Categories of Special Interest
In Use As
1870 - 1890
Attached three-bay three-storey warehouse, built c. 1880, with set-back attic storey, and fully abutted to sides and rear. Flat roof, with partly rendered chimneystack to north with octagonal terracotta pots, and cast-iron rainwater goods on stone corbels. Flemish bond yellow brick walling with stone coping to lower part and to attic storey. Mainly camber-headed openings, with brick voussoirs and granite sills. Bottom-hinged inward-opening three-light timber casement windows to second floor and two-light to first floor. Square-headed battened timber loading doors to south bay with brick camber-arch heads to openings. Steel winch to roof over loading bay. Recent metal doors to ground floor, eastern having overlight and middle bay having vehicular entrance. Barred louvered window to ground floor at west.

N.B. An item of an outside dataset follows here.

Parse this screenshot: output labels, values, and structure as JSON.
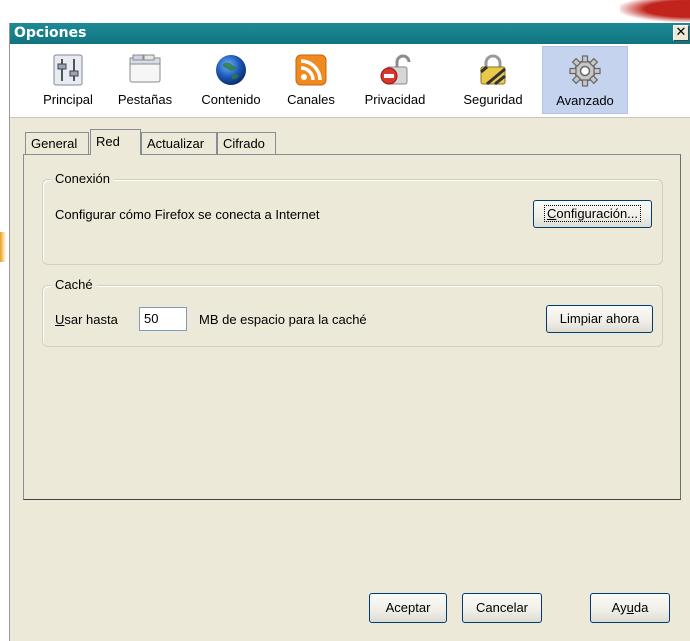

A late nineteenth-century brick warehouse at the rear of Grafton Street. Duke Lane is captioned 'Stable Lane' on Rocque's map of 1756, when it served the fine dwellings of the time on Grafton Street. The character of the lane is likely to have changed in tandem with Grafton Street, as the latter changed from residential to commercial use in the nineteenth century. Today, this building is one of only two historic warehouses remaining on the lane. It is well maintained in good original condition, with timber loading doors and an original winch. Now flanked by expanses of modern service facilities, it provides important historic context to this back-lands area of Dublin's premier retail street.